Je vous présente un résumé du projet de décret d’application de la loi du 5 mars 2007, approuvé par son comité de suivi du 14 septembre 2007, et dont les ASH (Actualités Sociales Hebdomadaires) se sont procuré une version énoncée dans leur dossier spécial " Le logement des personnes défavorisées " d’octobre 2007 dont je résume ici les termes :
Bref historique
1990 : la loi Besson reconnaît à toute personne où famille ayant des difficultés particulières, financières ou sociales, le droit d’accéder à un logement décent et indépendant ou de s’y maintenir (Art.1er) ;
1995 : le Conseil Constitutionnel pose le principe selon lequel " la possibilité pour toute personne de disposer d’un logement décent est un objectif de valeur constitutionnelle " ;
2004 : le Haut Comité pour le logement des personnes défavorisées affirme la nécessité de reconnaître dans la loi l’opposabilité du droit au logement ;
2006 : face à la mobilisation et à l’association Les Enfants de Don Quichotte, la loi du 5 Mars 2007 instaure un droit au logement et à l’hébergement opposable, autrement dit ,la faculté pour les mal logés de pouvoir se retourner contre l’Etat pour obtenir un logement, dans le cadre d’un recours gracieux ou contentieux.

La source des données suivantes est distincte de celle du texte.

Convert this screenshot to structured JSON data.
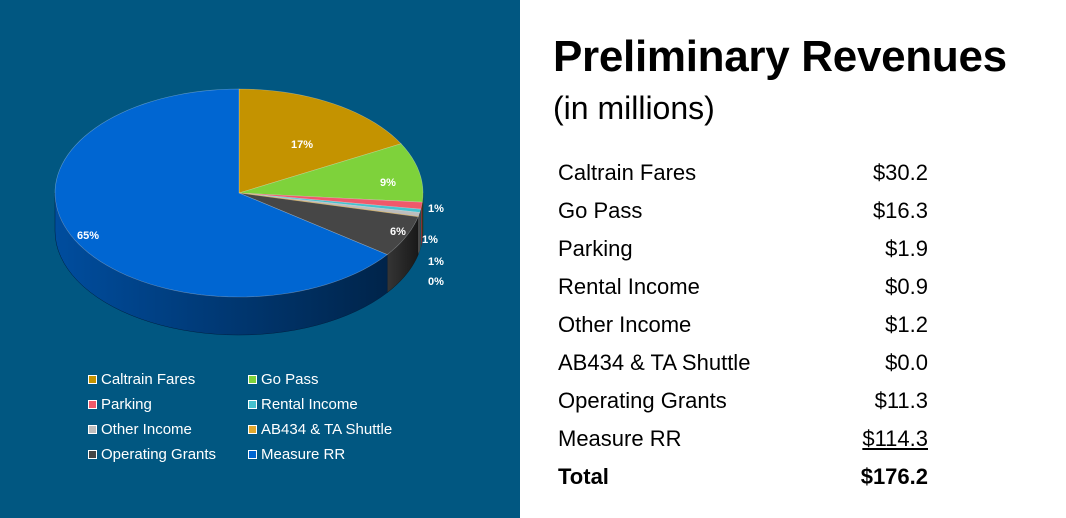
{
  "title": "Preliminary Revenues",
  "subtitle": "(in millions)",
  "chart_data": {
    "type": "pie",
    "style": "3d",
    "slices": [
      {
        "label": "Caltrain Fares",
        "percent_label": "17%",
        "value": 30.2,
        "color": "#C49300"
      },
      {
        "label": "Go Pass",
        "percent_label": "9%",
        "value": 16.3,
        "color": "#7ED23B"
      },
      {
        "label": "Parking",
        "percent_label": "1%",
        "value": 1.9,
        "color": "#F0596A"
      },
      {
        "label": "Rental Income",
        "percent_label": "1%",
        "value": 0.9,
        "color": "#45C1CE"
      },
      {
        "label": "Other Income",
        "percent_label": "1%",
        "value": 1.2,
        "color": "#BDBDBD"
      },
      {
        "label": "AB434 & TA Shuttle",
        "percent_label": "0%",
        "value": 0.0,
        "color": "#E0A82E"
      },
      {
        "label": "Operating Grants",
        "percent_label": "6%",
        "value": 11.3,
        "color": "#464646"
      },
      {
        "label": "Measure RR",
        "percent_label": "65%",
        "value": 114.3,
        "color": "#0066D2"
      }
    ],
    "legend_position": "bottom"
  },
  "table": {
    "rows": [
      {
        "label": "Caltrain Fares",
        "amount": "$30.2"
      },
      {
        "label": "Go Pass",
        "amount": "$16.3"
      },
      {
        "label": "Parking",
        "amount": "$1.9"
      },
      {
        "label": "Rental Income",
        "amount": "$0.9"
      },
      {
        "label": "Other Income",
        "amount": "$1.2"
      },
      {
        "label": "AB434 & TA Shuttle",
        "amount": "$0.0"
      },
      {
        "label": "Operating Grants",
        "amount": "$11.3"
      },
      {
        "label": "Measure RR",
        "amount": "$114.3"
      }
    ],
    "total": {
      "label": "Total",
      "amount": "$176.2"
    }
  }
}
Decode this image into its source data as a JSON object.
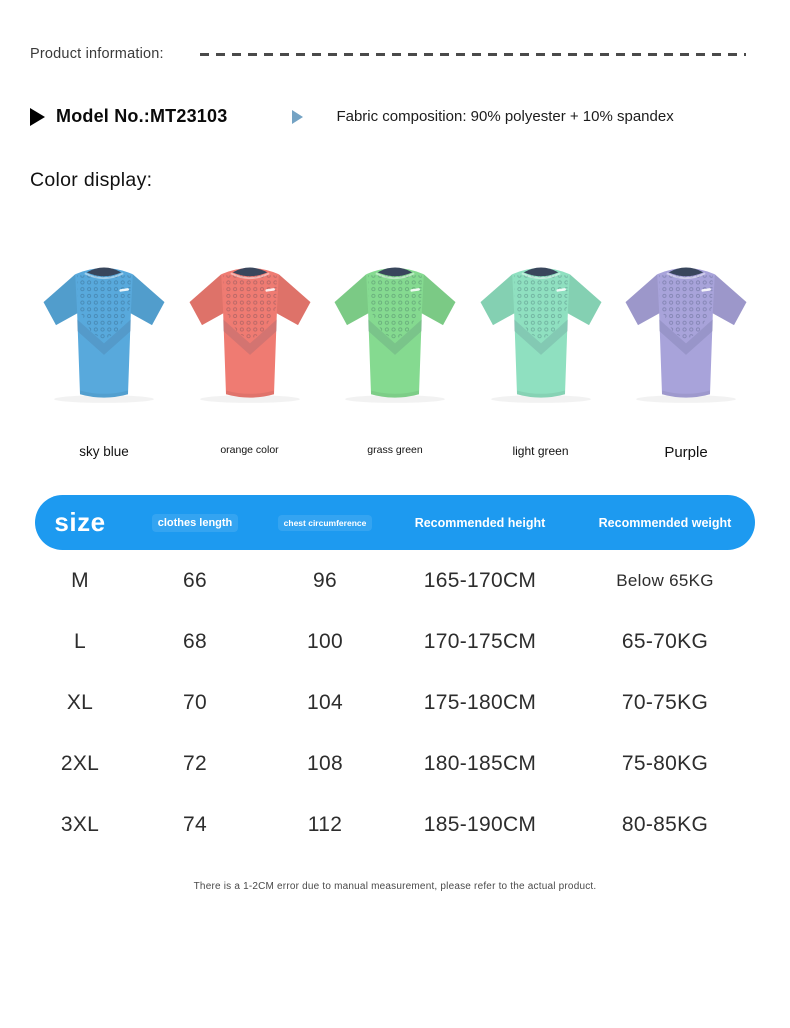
{
  "page": {
    "product_info_label": "Product information:",
    "model_label": "Model No.:MT23103",
    "fabric_label": "Fabric composition: 90% polyester + 10% spandex",
    "color_display_label": "Color display:",
    "footnote": "There is a 1-2CM error due to manual measurement, please refer to the actual product."
  },
  "colors": {
    "table_header_blue": "#1d9af0",
    "items": [
      {
        "name": "sky blue",
        "hex": "#58a9dc"
      },
      {
        "name": "orange color",
        "hex": "#ef7b72"
      },
      {
        "name": "grass green",
        "hex": "#85da90"
      },
      {
        "name": "light green",
        "hex": "#8fe0c0"
      },
      {
        "name": "Purple",
        "hex": "#a8a3da"
      }
    ]
  },
  "size_table": {
    "columns": [
      "size",
      "clothes length",
      "chest circumference",
      "Recommended height",
      "Recommended weight"
    ],
    "rows": [
      [
        "M",
        "66",
        "96",
        "165-170CM",
        "Below 65KG"
      ],
      [
        "L",
        "68",
        "100",
        "170-175CM",
        "65-70KG"
      ],
      [
        "XL",
        "70",
        "104",
        "175-180CM",
        "70-75KG"
      ],
      [
        "2XL",
        "72",
        "108",
        "180-185CM",
        "75-80KG"
      ],
      [
        "3XL",
        "74",
        "112",
        "185-190CM",
        "80-85KG"
      ]
    ]
  },
  "chart_data": {
    "type": "table",
    "title": "size",
    "columns": [
      "size",
      "clothes length",
      "chest circumference",
      "Recommended height",
      "Recommended weight"
    ],
    "rows": [
      [
        "M",
        66,
        96,
        "165-170CM",
        "Below 65KG"
      ],
      [
        "L",
        68,
        100,
        "170-175CM",
        "65-70KG"
      ],
      [
        "XL",
        70,
        104,
        "175-180CM",
        "70-75KG"
      ],
      [
        "2XL",
        72,
        108,
        "180-185CM",
        "75-80KG"
      ],
      [
        "3XL",
        74,
        112,
        "185-190CM",
        "80-85KG"
      ]
    ]
  }
}
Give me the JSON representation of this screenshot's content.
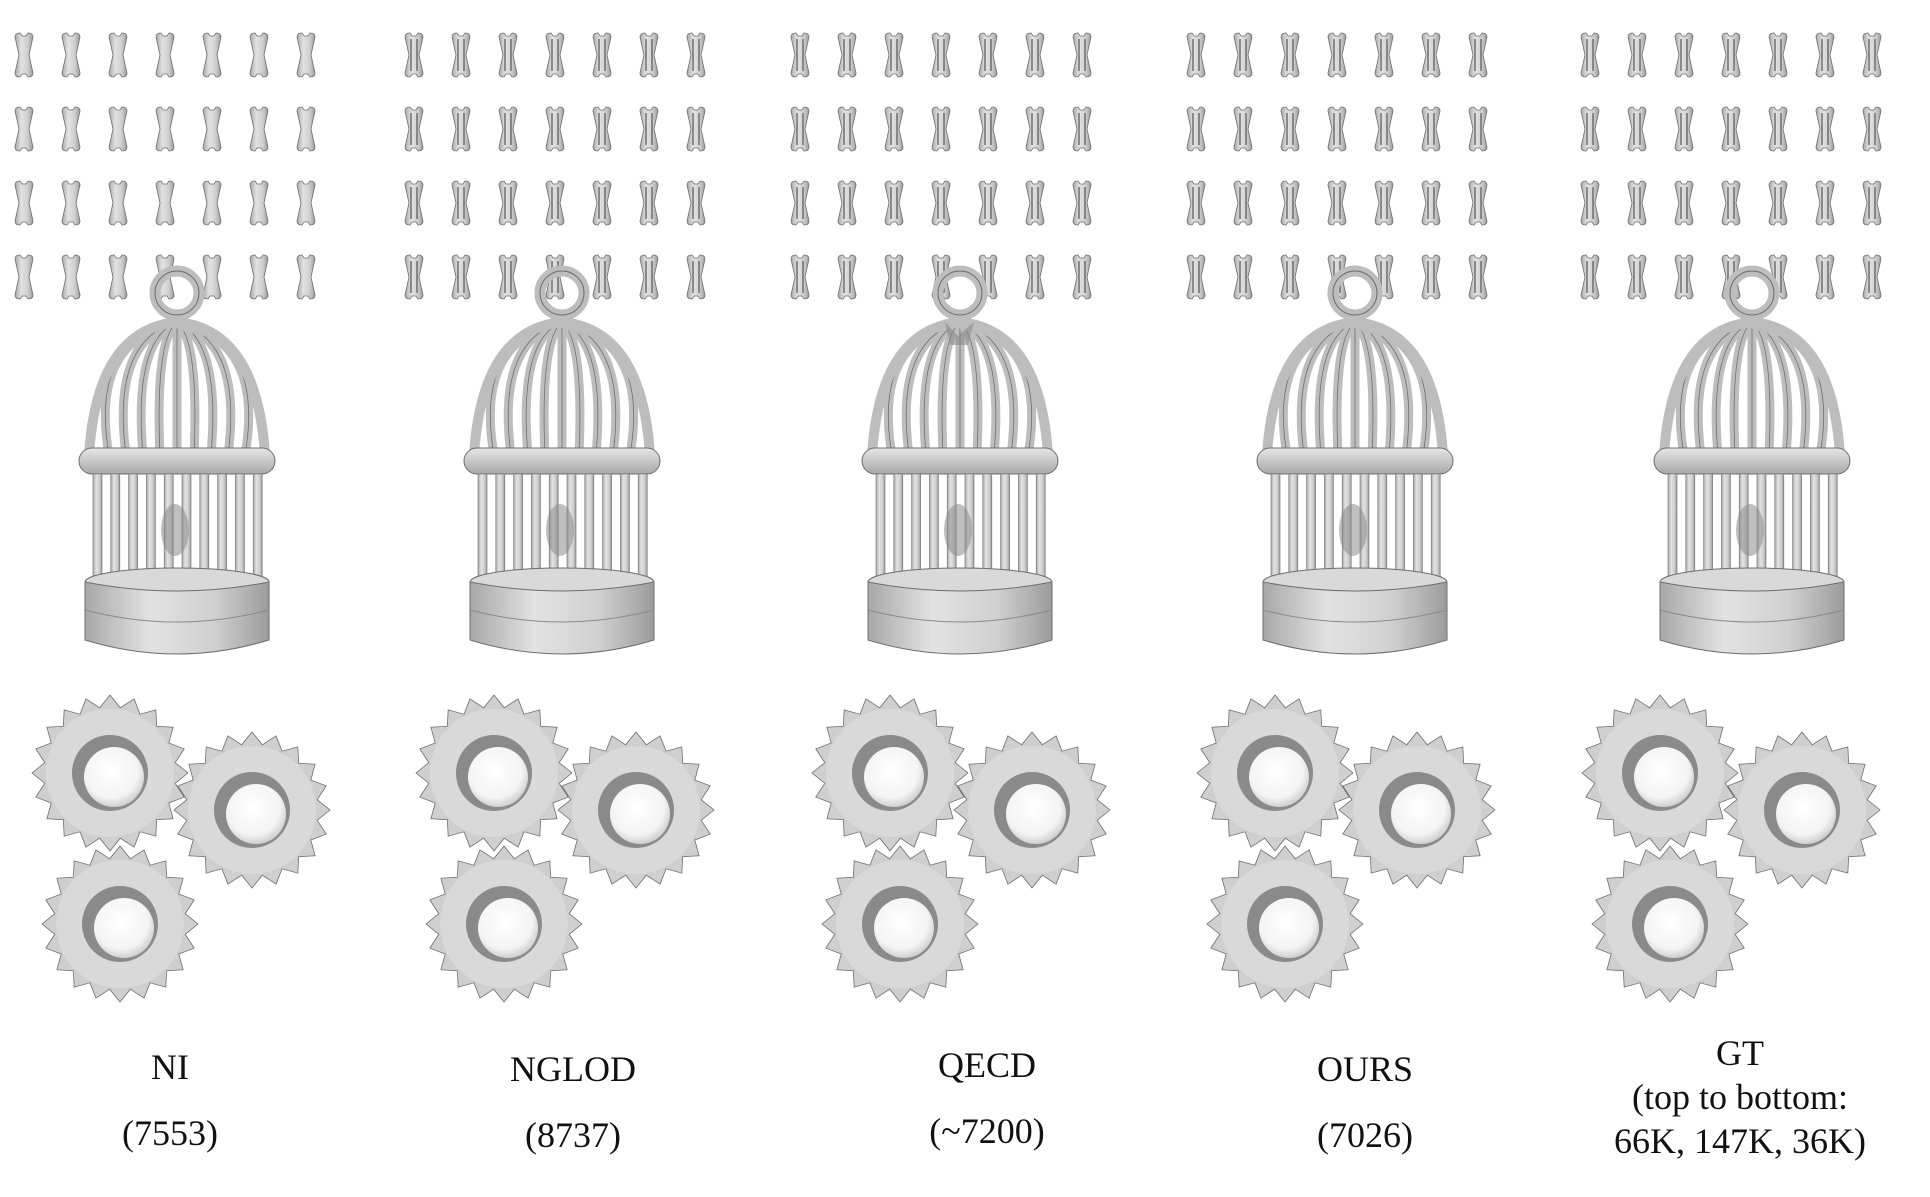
{
  "columns": [
    {
      "key": "ni",
      "method": "NI",
      "count": "(7553)"
    },
    {
      "key": "nglod",
      "method": "NGLOD",
      "count": "(8737)"
    },
    {
      "key": "qecd",
      "method": "QECD",
      "count": "(~7200)"
    },
    {
      "key": "ours",
      "method": "OURS",
      "count": "(7026)"
    },
    {
      "key": "gt",
      "method": "GT",
      "note_line1": "(top to bottom:",
      "note_line2": "66K, 147K, 36K)"
    }
  ],
  "colors": {
    "mesh_light": "#d9d9d9",
    "mesh_mid": "#bdbdbd",
    "mesh_dark": "#8a8a8a",
    "mesh_edge": "#6e6e6e",
    "text": "#111111"
  },
  "rows": [
    "bone-grid",
    "birdcage",
    "gears"
  ]
}
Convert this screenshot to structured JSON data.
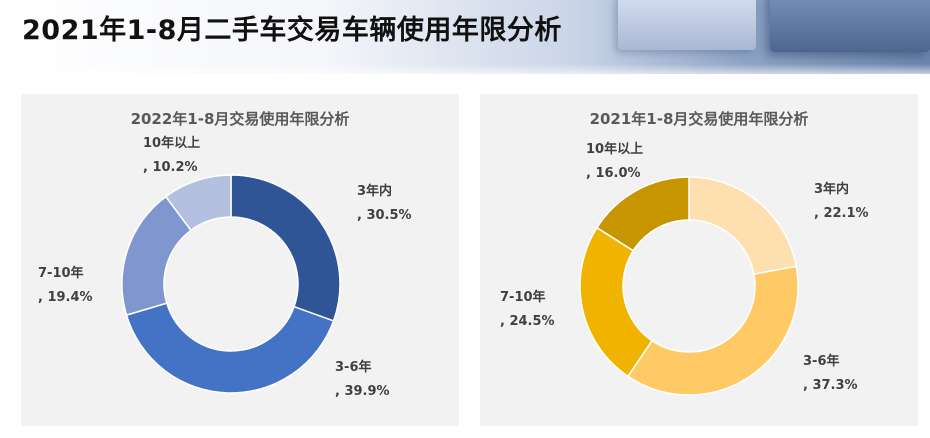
{
  "header": {
    "title": "2021年1-8月二手车交易车辆使用年限分析"
  },
  "chart_data": [
    {
      "type": "pie",
      "title": "2022年1-8月交易使用年限分析",
      "categories": [
        "3年内",
        "3-6年",
        "7-10年",
        "10年以上"
      ],
      "values": [
        30.5,
        39.9,
        19.4,
        10.2
      ],
      "value_labels": [
        ", 30.5%",
        ", 39.9%",
        ", 19.4%",
        ", 10.2%"
      ],
      "colors": [
        "#2f5597",
        "#4472c4",
        "#7f96cf",
        "#b4c0e0"
      ],
      "legend": "none"
    },
    {
      "type": "pie",
      "title": "2021年1-8月交易使用年限分析",
      "categories": [
        "3年内",
        "3-6年",
        "7-10年",
        "10年以上"
      ],
      "values": [
        22.1,
        37.3,
        24.5,
        16.0
      ],
      "value_labels": [
        ", 22.1%",
        ", 37.3%",
        ", 24.5%",
        ", 16.0%"
      ],
      "colors": [
        "#fddfb0",
        "#ffc966",
        "#f0b400",
        "#c69500"
      ],
      "legend": "none"
    }
  ]
}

La loi prévoit sa mise en place progressive dans un délai de 5 ans, et pose
donc le principe de la garantie par l’Etat du droit à un logement décent et indépendant.
Concrètement, la procédure se déroulera en deux temps :
-d’abord, un recours amiable devant une commission départementale de médiation,
-ensuite, et si démarche n’aboutit pas au relogement, un recours contentieux dirigé contre l’Etat.
LE DROIT AU LOGEMENT OPPOSABLE
- le recours amiable
-
Une commission départementale de médiation statue sur le caractère prioritaire des demandes de logement social non satisfaites par les bailleurs sociaux ;
Une commission de médiation doit être instaurée dans chaque département avant le 1er janvier 2008.
Elle pourra être saisie par toute personne qui, satisfaisant aux conditions réglementaires d’accès à un logement locatif social (logement HLM), n’a reçu aucune proposition adaptée en réponse à sa demande de logement, dans le délai " anormalement long " fixé par arrêté préfectoral ;
La commission pourra également être saisie, et cette fois sans condition de délai, par cinq autres catégories considérées comme " les plus prioritaires ", à savoir les personnes :
-dépourvues de logement
-menacées d’expulsion
-hébergées temporaires
-logées dans des locaux insalubres ou dangereux
-logées dans des locaux suroccupés ou indécents.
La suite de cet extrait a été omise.